Postby Bob on Thu Oct 02, 2008 5:46 am

I might also suggest a direction to look at which I suspect is controversial in academic circles:

The Original Tao: Inward Training [Nei-yeh] and the Foundations of Taoist Mysticism, by Harold R. Roth, Columbia University Press, 1999, pp. 137-138.

"Mair asserts that Indian yoga is the principle formative influence on Chinese Taoism.

Those who take the trouble to read attentively the early Indian texts just cited, particularly the classical Upanisads, will realize that they foreshadow the entire phiolophica, religious, and physiological foundations of Taois, but not its social and political components, which are distinctively Chinese.

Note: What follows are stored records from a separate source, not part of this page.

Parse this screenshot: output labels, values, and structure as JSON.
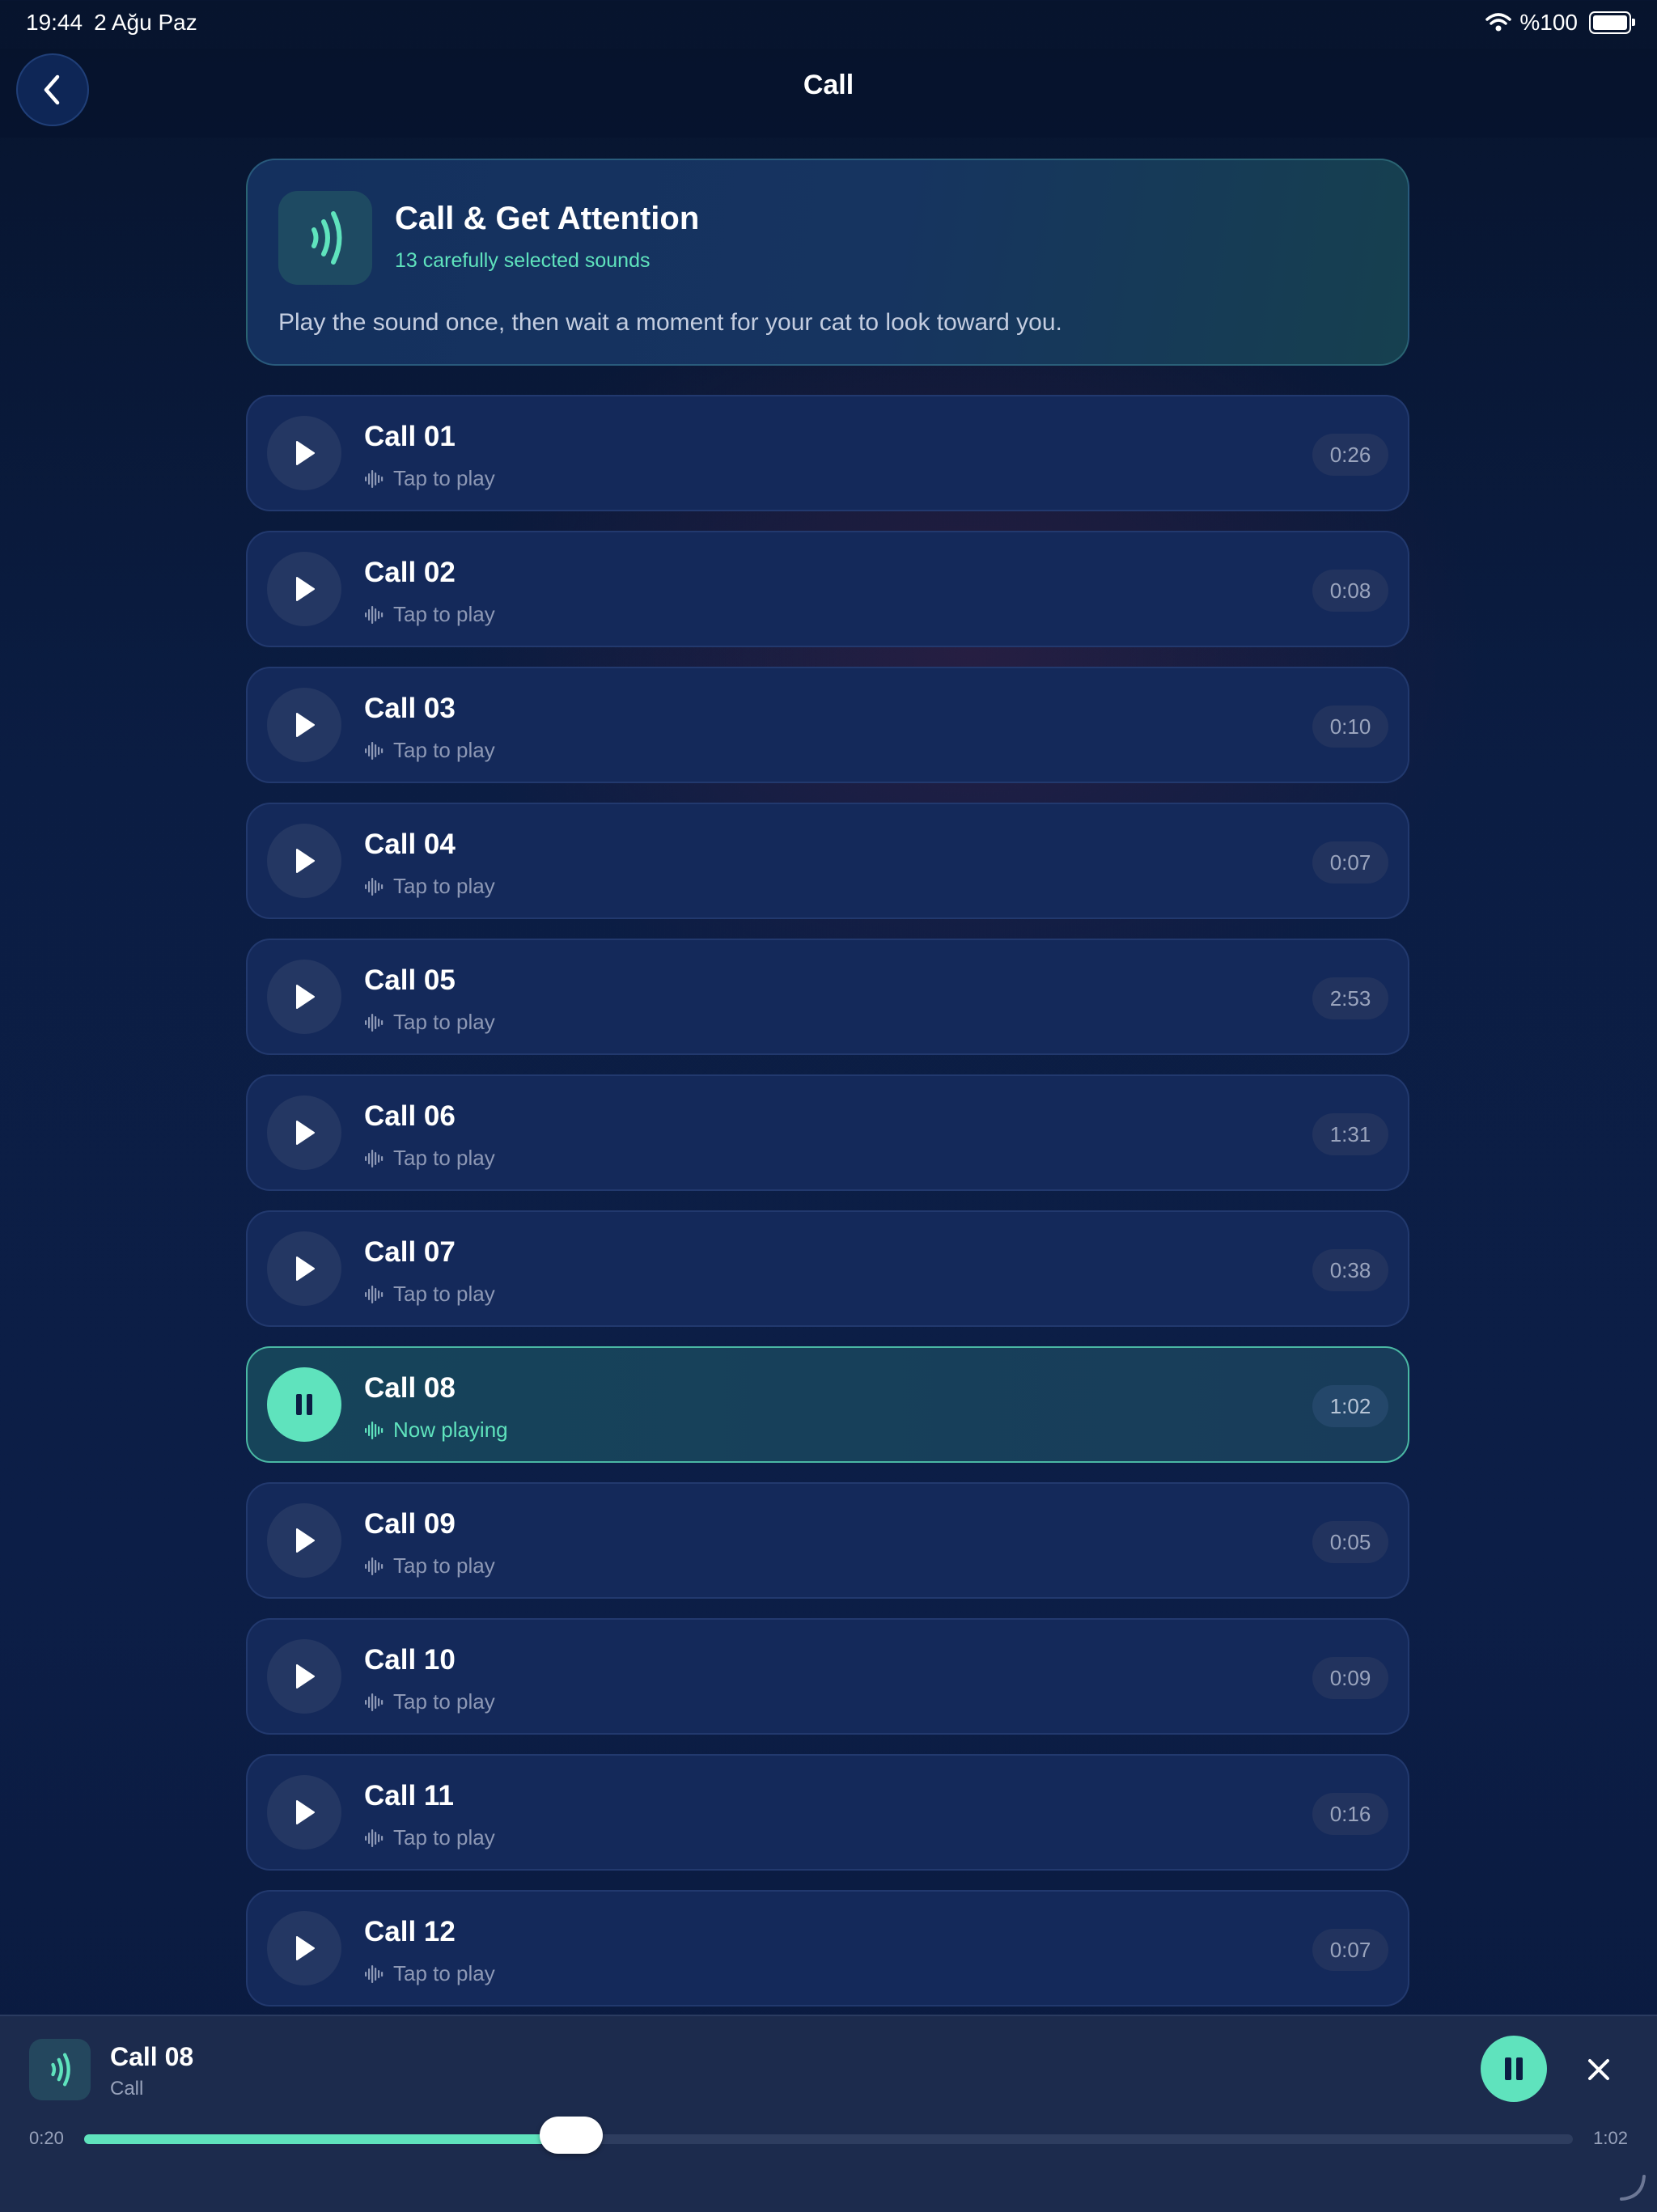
{
  "status_bar": {
    "time": "19:44",
    "date": "2 Ağu Paz",
    "battery": "%100"
  },
  "nav": {
    "title": "Call",
    "back_icon": "chevron-left-icon"
  },
  "header": {
    "title": "Call & Get Attention",
    "subtitle": "13 carefully selected sounds",
    "description": "Play the sound once, then wait a moment for your cat to look toward you.",
    "icon": "sound-waves-icon"
  },
  "sounds": [
    {
      "title": "Call 01",
      "status": "Tap to play",
      "duration": "0:26"
    },
    {
      "title": "Call 02",
      "status": "Tap to play",
      "duration": "0:08"
    },
    {
      "title": "Call 03",
      "status": "Tap to play",
      "duration": "0:10"
    },
    {
      "title": "Call 04",
      "status": "Tap to play",
      "duration": "0:07"
    },
    {
      "title": "Call 05",
      "status": "Tap to play",
      "duration": "2:53"
    },
    {
      "title": "Call 06",
      "status": "Tap to play",
      "duration": "1:31"
    },
    {
      "title": "Call 07",
      "status": "Tap to play",
      "duration": "0:38"
    },
    {
      "title": "Call 08",
      "status": "Now playing",
      "duration": "1:02",
      "playing": true
    },
    {
      "title": "Call 09",
      "status": "Tap to play",
      "duration": "0:05"
    },
    {
      "title": "Call 10",
      "status": "Tap to play",
      "duration": "0:09"
    },
    {
      "title": "Call 11",
      "status": "Tap to play",
      "duration": "0:16"
    },
    {
      "title": "Call 12",
      "status": "Tap to play",
      "duration": "0:07"
    }
  ],
  "player": {
    "title": "Call 08",
    "subtitle": "Call",
    "elapsed": "0:20",
    "total": "1:02",
    "progress": 0.327
  },
  "colors": {
    "accent": "#5fe3bd",
    "background": "#0b1d43",
    "card": "#14295a"
  }
}
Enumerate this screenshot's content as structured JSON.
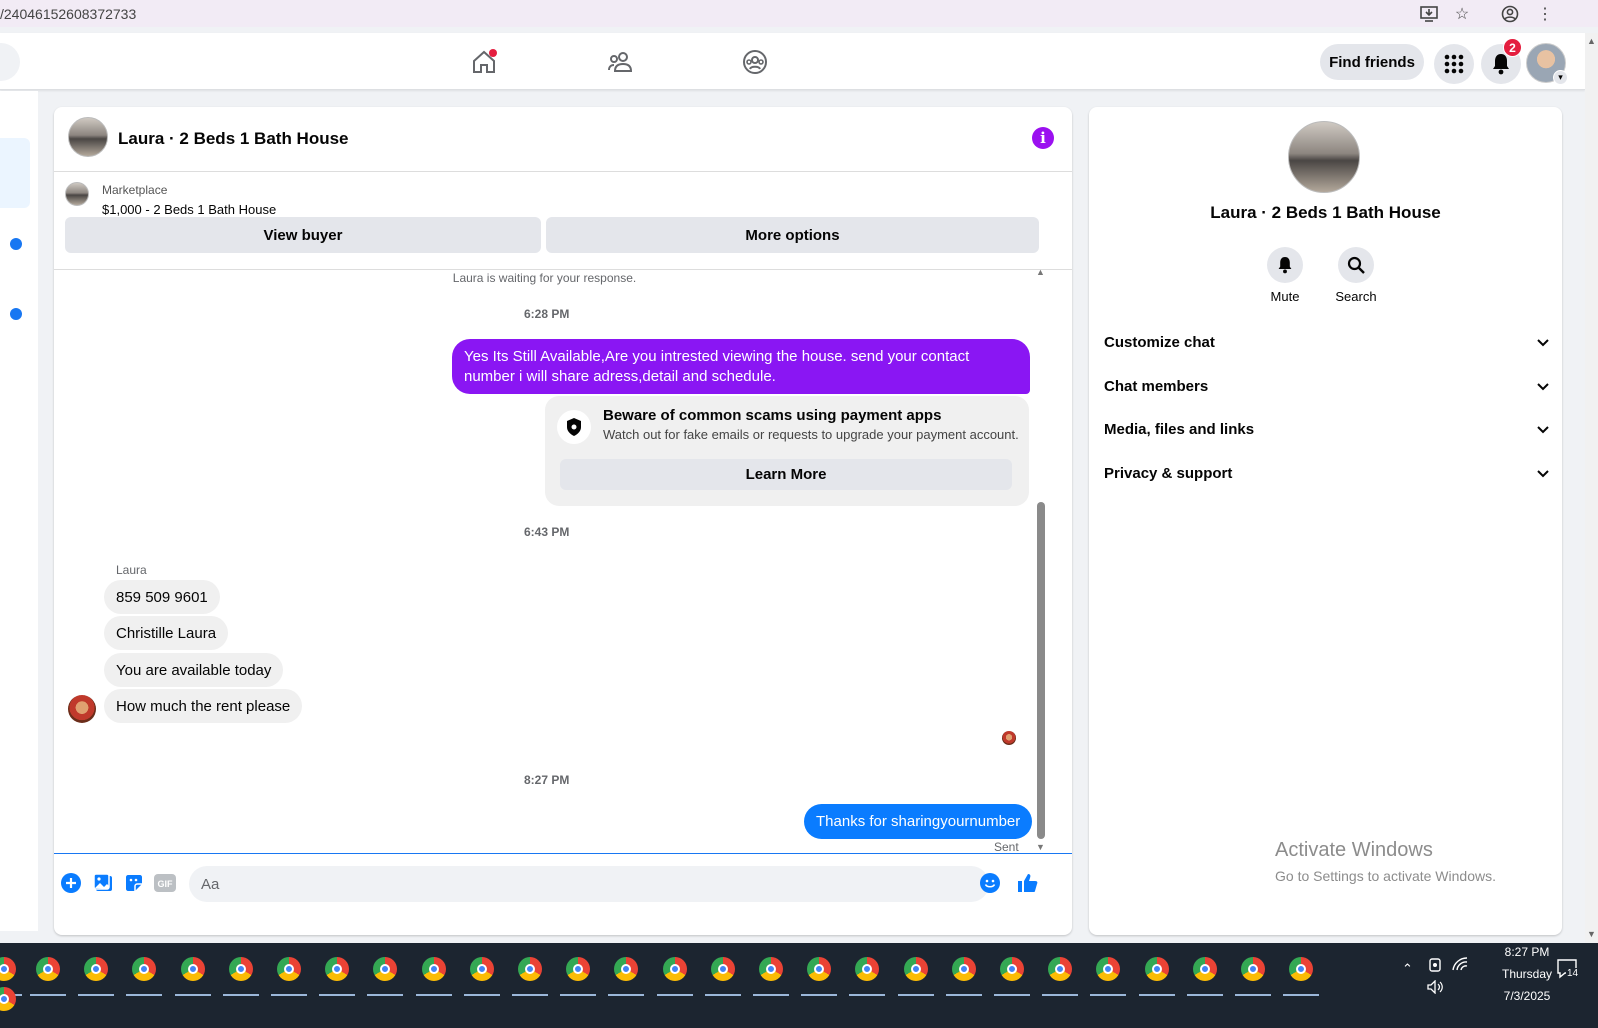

Mair's arguments from textual parallels and commercial contact are not persuasive evidence that the meditative practice of Inward Training and other early Taoist sources derived from Indian yoga. Rather, these arguments suggest parallel developments in different cultures at different times, which occurred because of the application of similar method of pyscho-physical cultivation by human beings, who, despite their cultural differences wer affected by these techniques in generally similar ways. Systemaically deconstructing cognitive structures through sitting breath meditation seems to yield similar experiences of tranquility and of a unified awareness, despite distinct cultural differences.

Morever, despite providing evidence of early commercial contact India and China, Mair has not been able to show any archological evidence that religious practices and ideas were transmitted along with trade. Perhaps they were, and perhaps some day we will find evidence of this. But until we do, Mair evidence and arguments simplicle indicate the possiblity of an Indian influence, no the necessity of it." pp. 137-138.

I also had another academic source, which is in my files, that indicates, looking at commercial trade along early lines that there was no evident influence of Indian medicine on traditional Chinese medicine and in the latter, years, some evidence of the reverse. I think Indian public hygiene practices may have influenced some of Chinese practices but I can't remember.

I would defer to Josh, who posts here, to these issues. He has done doctoral work in Chinese religion and probably has a very good command of the literature.